I’ve been trying to deal and come to terms with the emotions I have stuffed down and looked away from for so long. I really feel that is the only way to excise the demon is to face the monster. Sometimes it manifests in such strange ways. Like this morning- I was thirsty and grabbed a glass from the cabinet. It was a Shrek collector’s glass from right before everything shattered. I remembered the day I purchased it. My son was still small enough for a car seat. He was 4 that summer. Our last summer.
As I took the glass down I heard in my head that cherubic 4-year-old voice excitedly saying, “Schwek da fird, mommy!” I can hear it clear as day in my head and even now, a tear rolls down my cheek. Part of coming to terms with everything I’ve pushed down and looked away is that I have to feel it, and I have to turn it into something that doesn’t hurt. So through tear-stained cheeks I drank the glass of water and gave thanks that I had that time with him; that I have that memory of me with my Puss-in-Boots plush and my son with his Donkey plush on a hot summer day. We enjoyed the air-conditioning and the movie and the experience together.
I am grateful. I have to remind myself each time. One day hopefully the tears won’t come along with it.

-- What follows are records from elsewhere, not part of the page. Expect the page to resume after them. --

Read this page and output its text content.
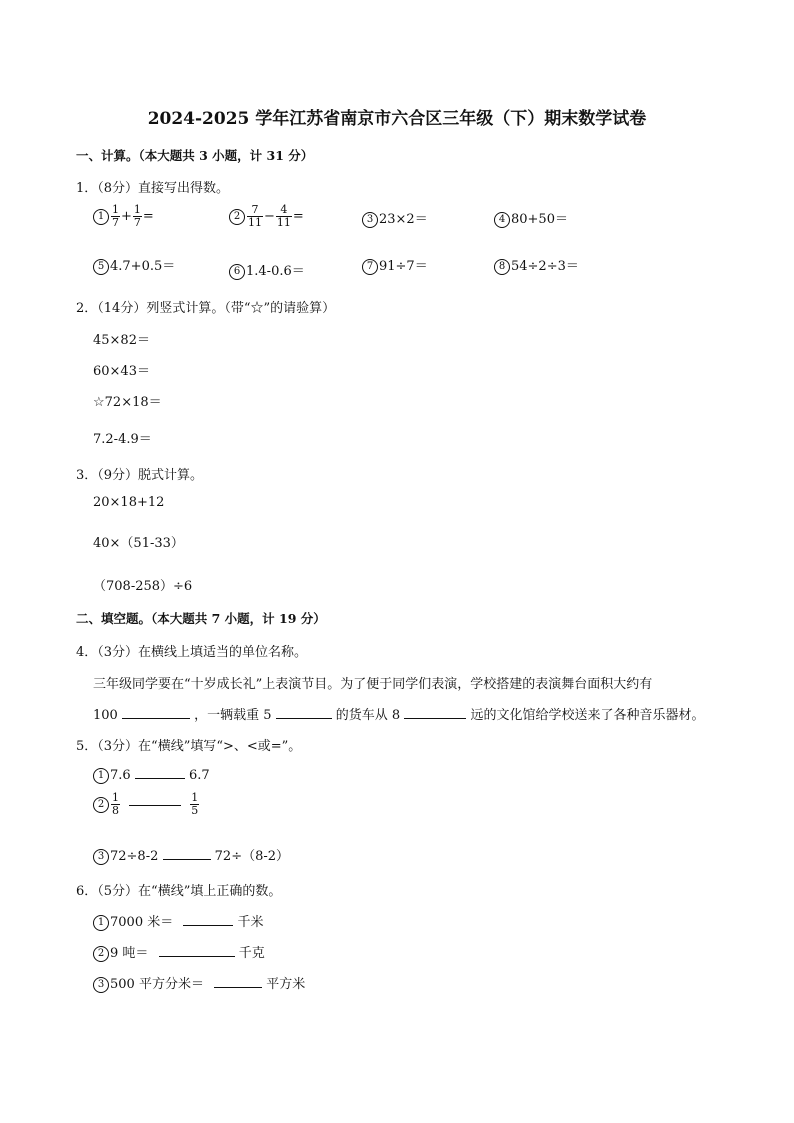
2024-2025 学年江苏省南京市六合区三年级（下）期末数学试卷
一、计算。（本大题共 3 小题，计 31 分）
1．（8分）直接写出得数。
$1 \frac{1}{7} + \frac{1}{7}$ =	$2 \frac{7}{11} - \frac{4}{11}$ =	3 23×2＝	4 80+50＝
5 4.7+0.5＝	6 1.4-0.6＝	7 91÷7＝	8 54÷2÷3＝
2．（14分）列竖式计算。（带“☆”的请验算）
45×82＝
60×43＝
☆72×18＝
7.2-4.9＝
3．（9分）脱式计算。
20×18+12
40×（51-33）
（708-258）÷6
二、填空题。（本大题共 7 小题，计 19 分）
4．（3分）在横线上填适当的单位名称。
三年级同学要在“十岁成长礼”上表演节目。为了便于同学们表演，学校搭建的表演舞台面积大约有
100	，一辆载重 5	的货车从 8	远的文化馆给学校送来了各种音乐器材。
5．（3分）在“横线”填写“>、<或=”。
1 7.6	6.7
$2 \frac{1}{8}$
	$\frac{1}{5}$
3 72÷8-2	72÷（8-2）
6．（5分）在“横线”填上正确的数。
1 7000 米＝	千米
2 9 吨＝	千克
3 500 平方分米＝	平方米
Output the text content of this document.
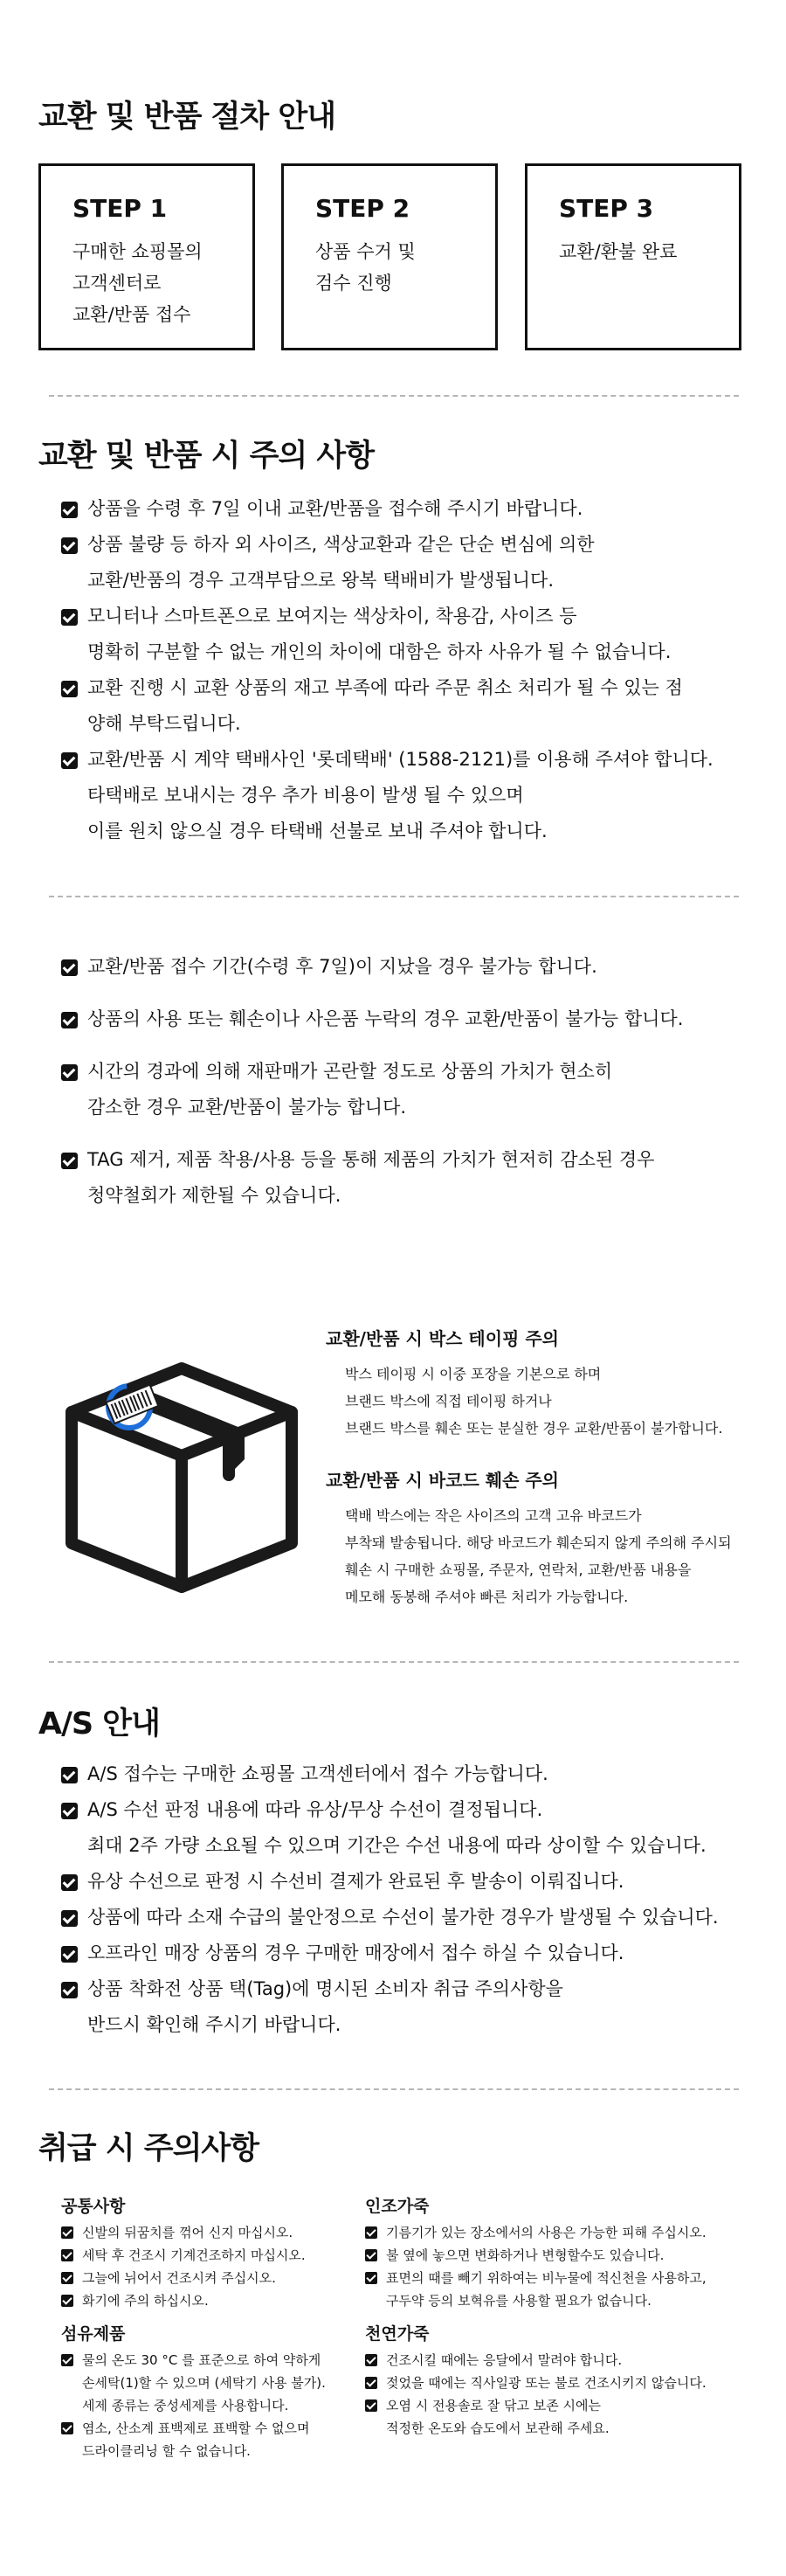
교환 및 반품 절차 안내
STEP 1
구매한 쇼핑몰의
고객센터로
교환/반품 접수
STEP 2
상품 수거 및
검수 진행
STEP 3
교환/환불 완료
교환 및 반품 시 주의 사항
상품을 수령 후 7일 이내 교환/반품을 접수해 주시기 바랍니다.
상품 불량 등 하자 외 사이즈, 색상교환과 같은 단순 변심에 의한
교환/반품의 경우 고객부담으로 왕복 택배비가 발생됩니다.
모니터나 스마트폰으로 보여지는 색상차이, 착용감, 사이즈 등
명확히 구분할 수 없는 개인의 차이에 대함은 하자 사유가 될 수 없습니다.
교환 진행 시 교환 상품의 재고 부족에 따라 주문 취소 처리가 될 수 있는 점
양해 부탁드립니다.
교환/반품 시 계약 택배사인 '롯데택배' (1588-2121)를 이용해 주셔야 합니다.
타택배로 보내시는 경우 추가 비용이 발생 될 수 있으며
이를 원치 않으실 경우 타택배 선불로 보내 주셔야 합니다.
교환/반품 접수 기간(수령 후 7일)이 지났을 경우 불가능 합니다.
상품의 사용 또는 훼손이나 사은품 누락의 경우 교환/반품이 불가능 합니다.
시간의 경과에 의해 재판매가 곤란할 정도로 상품의 가치가 현소히
감소한 경우 교환/반품이 불가능 합니다.
TAG 제거, 제품 착용/사용 등을 통해 제품의 가치가 현저히 감소된 경우
청약철회가 제한될 수 있습니다.
교환/반품 시 박스 테이핑 주의
박스 테이핑 시 이중 포장을 기본으로 하며
브랜드 박스에 직접 테이핑 하거나
브랜드 박스를 훼손 또는 분실한 경우 교환/반품이 불가합니다.
교환/반품 시 바코드 훼손 주의
택배 박스에는 작은 사이즈의 고객 고유 바코드가
부착돼 발송됩니다. 해당 바코드가 훼손되지 않게 주의해 주시되
훼손 시 구매한 쇼핑몰, 주문자, 연락처, 교환/반품 내용을
메모해 동봉해 주셔야 빠른 처리가 가능합니다.
A/S 안내
A/S 접수는 구매한 쇼핑몰 고객센터에서 접수 가능합니다.
A/S 수선 판정 내용에 따라 유상/무상 수선이 결정됩니다.
최대 2주 가량 소요될 수 있으며 기간은 수선 내용에 따라 상이할 수 있습니다.
유상 수선으로 판정 시 수선비 결제가 완료된 후 발송이 이뤄집니다.
상품에 따라 소재 수급의 불안정으로 수선이 불가한 경우가 발생될 수 있습니다.
오프라인 매장 상품의 경우 구매한 매장에서 접수 하실 수 있습니다.
상품 착화전 상품 택(Tag)에 명시된 소비자 취급 주의사항을
반드시 확인해 주시기 바랍니다.
취급 시 주의사항
공통사항
신발의 뒤꿈치를 꺾어 신지 마십시오.
세탁 후 건조시 기계건조하지 마십시오.
그늘에 뉘어서 건조시켜 주십시오.
화기에 주의 하십시오.
섬유제품
물의 온도 30 °C 를 표준으로 하여 약하게
손세탁(1)할 수 있으며 (세탁기 사용 불가).
세제 종류는 중성세제를 사용합니다.
염소, 산소계 표백제로 표백할 수 없으며
드라이클리닝 할 수 없습니다.
인조가죽
기름기가 있는 장소에서의 사용은 가능한 피해 주십시오.
불 옆에 놓으면 변화하거나 변형할수도 있습니다.
표면의 때를 빼기 위하여는 비누물에 적신천을 사용하고,
구두약 등의 보혁유를 사용할 필요가 없습니다.
천연가죽
건조시킬 때에는 응달에서 말려야 합니다.
젖었을 때에는 직사일광 또는 불로 건조시키지 않습니다.
오염 시 전용솔로 잘 닦고 보존 시에는
적정한 온도와 습도에서 보관해 주세요.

I know what I have is PTSD from the trauma of losing him at such a young age and for no reason other than to wound me. Little things trigger it. Like a claw machine. The claw machine reminds me of our last afternoon together before the culmination of the nightmare. We had court the following day, and I knew that I had not had enough money to win. I had no money, honestly. I knew my child had been purchased.
Even now that is a crushing feeling that I haven’t dealt with yet.
I remember I had dropped him off at school that morning, and I came to work and silently cried and cried until my boss, a very kind soul named Joe told me to take the rest of the day and go get my baby, which I did. I took him to the park, I took him for pizza, I took him to play putt-putt, and I let him play with the claw machine until I had no more money left.
That’s why I can’t look at claw machines without a pang of sorrow.
There are many things that I avoid to not have to come across a painful memory I have stuffed away, but that isn’t serving me. I am thankful Joe let me have that afternoon with him and wherever he is in his life right now, I wish him all the best life has to offer because he is a good soul.
I want a partner in life. I want REAL friends. I feel this pain and sorrow and not dealing with it; staying stagnant in a place where too many memories hang on everything- it needs to go. It needs to be excised. It’s going to take time.
But I am grateful for the journey and the kindnesses I have been met with along the way. I will work harder to pay that forward.